Myths, Misconceptions, and Misapplications
Security culture is not about hiding abuse or dirty laundry. Sometimes people who abuse, manipulate, coerce, or deceive the people around them will try to use security culture to hide their harmful actions. This is an abuse of security culture and a danger to our movements. People need to be accountable for their harmful actions, and if someone is a danger to others—whether through malice or just carelessness—that information needs to be shared so that people can take appropriate steps to protect themselves.
Security culture is not about excluding new-comers, being inaccessible to people with different backgrounds, or being extra cool. We have to be aware of how our security practices might make our movements less accessible. A movement that can’t attract new participants, help build their political education and organizing capacity, and acculturate them into the resistance will flounder in its own isolation.
Security Culture is not about witch hunts to find suspected infiltrators. Investigating people is extremely time consuming and is unlikely to produce compelling evidence. False or unsupported accusations or those based on conjecture and innuendo (sometimes called “snitch jacketing” or “bad jacketing”) are extremely damaging to movements—sometimes even more damaging than the infiltrator themselves. It amplifies paranoia, distrust, and conflict.
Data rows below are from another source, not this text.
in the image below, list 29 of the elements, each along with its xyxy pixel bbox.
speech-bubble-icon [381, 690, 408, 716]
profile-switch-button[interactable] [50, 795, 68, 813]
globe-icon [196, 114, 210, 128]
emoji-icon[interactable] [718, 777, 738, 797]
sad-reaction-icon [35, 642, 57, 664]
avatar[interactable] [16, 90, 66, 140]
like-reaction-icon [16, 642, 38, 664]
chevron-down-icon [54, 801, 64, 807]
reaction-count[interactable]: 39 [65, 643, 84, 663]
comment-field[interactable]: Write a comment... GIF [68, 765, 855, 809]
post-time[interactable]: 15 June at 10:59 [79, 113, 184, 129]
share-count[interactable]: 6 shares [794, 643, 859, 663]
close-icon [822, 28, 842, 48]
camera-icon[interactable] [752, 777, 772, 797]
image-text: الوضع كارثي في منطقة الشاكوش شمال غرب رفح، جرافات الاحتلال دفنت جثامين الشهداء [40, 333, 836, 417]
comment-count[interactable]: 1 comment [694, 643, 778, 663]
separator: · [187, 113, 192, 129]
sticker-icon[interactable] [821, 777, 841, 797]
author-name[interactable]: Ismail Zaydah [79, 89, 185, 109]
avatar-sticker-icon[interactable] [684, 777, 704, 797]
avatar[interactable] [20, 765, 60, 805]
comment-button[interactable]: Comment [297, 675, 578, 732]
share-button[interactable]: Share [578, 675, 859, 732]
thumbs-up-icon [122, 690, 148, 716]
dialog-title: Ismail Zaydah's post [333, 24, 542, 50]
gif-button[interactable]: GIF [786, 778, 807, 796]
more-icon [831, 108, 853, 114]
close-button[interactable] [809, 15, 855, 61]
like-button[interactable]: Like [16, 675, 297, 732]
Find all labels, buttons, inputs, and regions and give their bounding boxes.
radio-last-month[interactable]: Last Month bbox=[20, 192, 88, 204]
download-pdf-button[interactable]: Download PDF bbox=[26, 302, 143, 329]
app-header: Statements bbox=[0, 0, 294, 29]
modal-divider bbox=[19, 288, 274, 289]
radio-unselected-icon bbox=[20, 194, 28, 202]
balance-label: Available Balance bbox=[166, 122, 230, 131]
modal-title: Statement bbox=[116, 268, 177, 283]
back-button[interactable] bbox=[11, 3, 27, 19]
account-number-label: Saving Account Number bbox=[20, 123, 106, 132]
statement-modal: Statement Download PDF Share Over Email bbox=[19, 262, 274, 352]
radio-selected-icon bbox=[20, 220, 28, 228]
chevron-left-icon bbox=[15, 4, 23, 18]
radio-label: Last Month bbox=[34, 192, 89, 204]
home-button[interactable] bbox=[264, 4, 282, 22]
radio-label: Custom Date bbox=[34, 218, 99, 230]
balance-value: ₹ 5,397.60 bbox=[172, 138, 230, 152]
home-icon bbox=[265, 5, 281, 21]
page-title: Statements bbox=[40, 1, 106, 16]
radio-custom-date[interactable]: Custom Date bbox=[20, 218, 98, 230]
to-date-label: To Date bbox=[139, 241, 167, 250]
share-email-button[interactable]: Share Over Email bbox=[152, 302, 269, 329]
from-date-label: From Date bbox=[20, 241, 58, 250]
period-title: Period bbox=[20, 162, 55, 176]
Security culture cannot keep you safe. Our only real safety is in liberation! If you trust the wrong person with whom to plan an illegal action, and that person turns out to be an informant, or later decides to cooperate with the state, you might be in a bad spot. Taking elaborate measures to encrypt all your digital information and communications might fail if the government finds a way to access your encryption key. Kicking out the macho bragger but not doing anything about the quiet abuser might help protect against one risk, but creates a dozen others.
Resisting the misery and violence of the status quo and fighting for collective liberation is dangerous work, and there are powerful forces aligned against us. Security culture will help mitigate certain risks, but it cannot eliminate them. Our best security is in our solidarity with one another, our accountability to each other, and our fight for freedom.